Quickstart¶
This guide illustrates how to get started using Intake-Postgres, an Intake plugin that adds support for ingesting data from the PostgreSQL RDBMS. Before continuing, please complete the Intake quickstart.
Installation¶
If you have a conda-based installation, install Intake and the Intake-Postgres plugin with the following command:
conda install -c intake intake-postgres
Usage (via catalog.yml)¶
Usage of Intake-Postgres is easiest to illustrate with an example.
In the catalog.yml file:
sources:
all_users:
driver: postgres
args:
uri: 'postgresql://postgres@localhost:5432/postgres'
sql_expr: 'select * from users'
There are two things to note in the above example:
- intake_postgres is included under “plugins”. This only needs to be done once for each catalog.yml file.
- Any “sources” entry which includes the field driver: postgres includes some additional fields that are specific to the Intake-Postgres plugin. Specifically, we need to provide a uri to the database, and a sql_expr (SQL query expression).

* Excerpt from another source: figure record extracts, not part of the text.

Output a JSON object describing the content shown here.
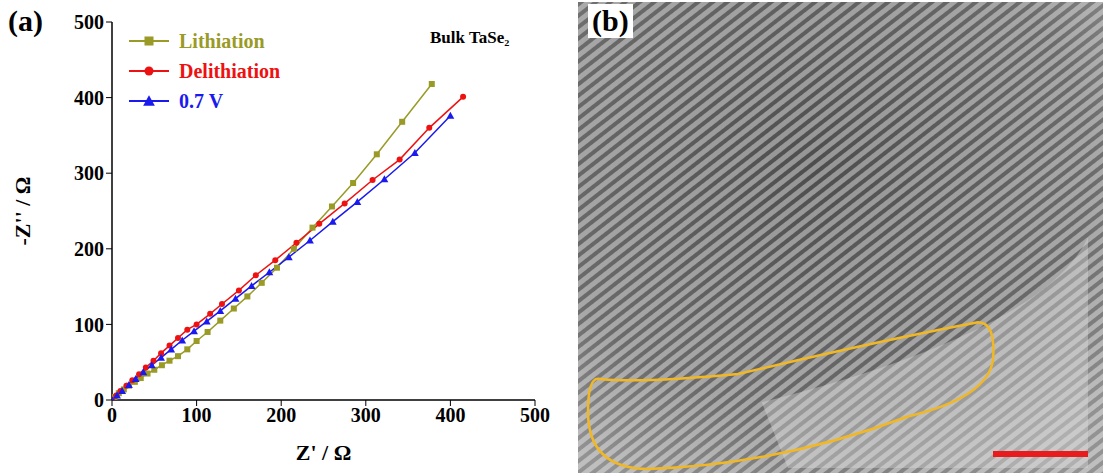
{
  "chart_data": {
    "type": "line",
    "panel_label": "(a)",
    "title": "Bulk TaSe₂",
    "x_label": "Z' / Ω",
    "y_label": "-Z'' / Ω",
    "xlim": [
      0,
      500
    ],
    "xticks": [
      0,
      100,
      200,
      300,
      400,
      500
    ],
    "ylim": [
      0,
      500
    ],
    "yticks": [
      0,
      100,
      200,
      300,
      400,
      500
    ],
    "grid": false,
    "legend": "upper left",
    "series": [
      {
        "name": "Lithiation",
        "color": "#9a9a26",
        "marker": "square",
        "line_style": "solid",
        "x": [
          0,
          3,
          8,
          14,
          20,
          27,
          34,
          42,
          50,
          59,
          68,
          78,
          89,
          100,
          113,
          128,
          144,
          160,
          177,
          195,
          215,
          237,
          260,
          285,
          313,
          343,
          378
        ],
        "values": [
          0,
          4,
          9,
          14,
          19,
          24,
          29,
          35,
          40,
          46,
          52,
          58,
          67,
          78,
          90,
          105,
          121,
          137,
          155,
          175,
          200,
          228,
          256,
          287,
          325,
          368,
          418
        ]
      },
      {
        "name": "Delithiation",
        "color": "#ee1111",
        "marker": "circle",
        "line_style": "solid",
        "x": [
          0,
          5,
          10,
          17,
          24,
          32,
          40,
          49,
          58,
          68,
          78,
          89,
          100,
          116,
          130,
          150,
          170,
          193,
          218,
          245,
          275,
          308,
          340,
          375,
          415
        ],
        "values": [
          0,
          6,
          12,
          19,
          26,
          34,
          43,
          52,
          62,
          72,
          82,
          93,
          100,
          114,
          127,
          145,
          165,
          185,
          208,
          233,
          260,
          291,
          318,
          360,
          401
        ]
      },
      {
        "name": "0.7 V",
        "color": "#1a1aee",
        "marker": "triangle",
        "line_style": "solid",
        "x": [
          0,
          6,
          12,
          20,
          28,
          37,
          47,
          58,
          70,
          83,
          97,
          112,
          128,
          146,
          165,
          186,
          209,
          234,
          261,
          290,
          322,
          358,
          400
        ],
        "values": [
          0,
          6,
          12,
          20,
          28,
          37,
          46,
          56,
          67,
          79,
          91,
          104,
          118,
          134,
          151,
          169,
          189,
          211,
          236,
          262,
          292,
          327,
          376
        ]
      }
    ]
  },
  "image_panel": {
    "panel_label": "(b)"
  }
}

Intake can then be accessed as normal, and provided that Intake-Postgres is installed:
>>> import intake
>>> catalog = intake.Catalog('catalog.yml')
>>> ds = catalog.all_users
>>> ds.discover()
>>> df = ds.read()
>>> df.tail()
The code above reads the catalog.yml file as normal, calls discover() on the Intake-Postgres data source, and then reads it into a dataframe for further analysis.
Usage (via Python library)¶
Intake-Postgres can also be accessed directly as a library. This usage pattern is for users who desire to call Intake-Postgres from inside another application, or just want more control over how data is ingested.
Here is the same example as above, except accessing Intake-Postgres as a library instead of through the catalog.yml:
>>> import intake_postgres
>>> ds = intake_postgres.PostgresSource('postgresql://postgres@localhost:5432/postgres', 'select * from users')
>>> source.discover()
>>> df = source.read()
>>> df.tail()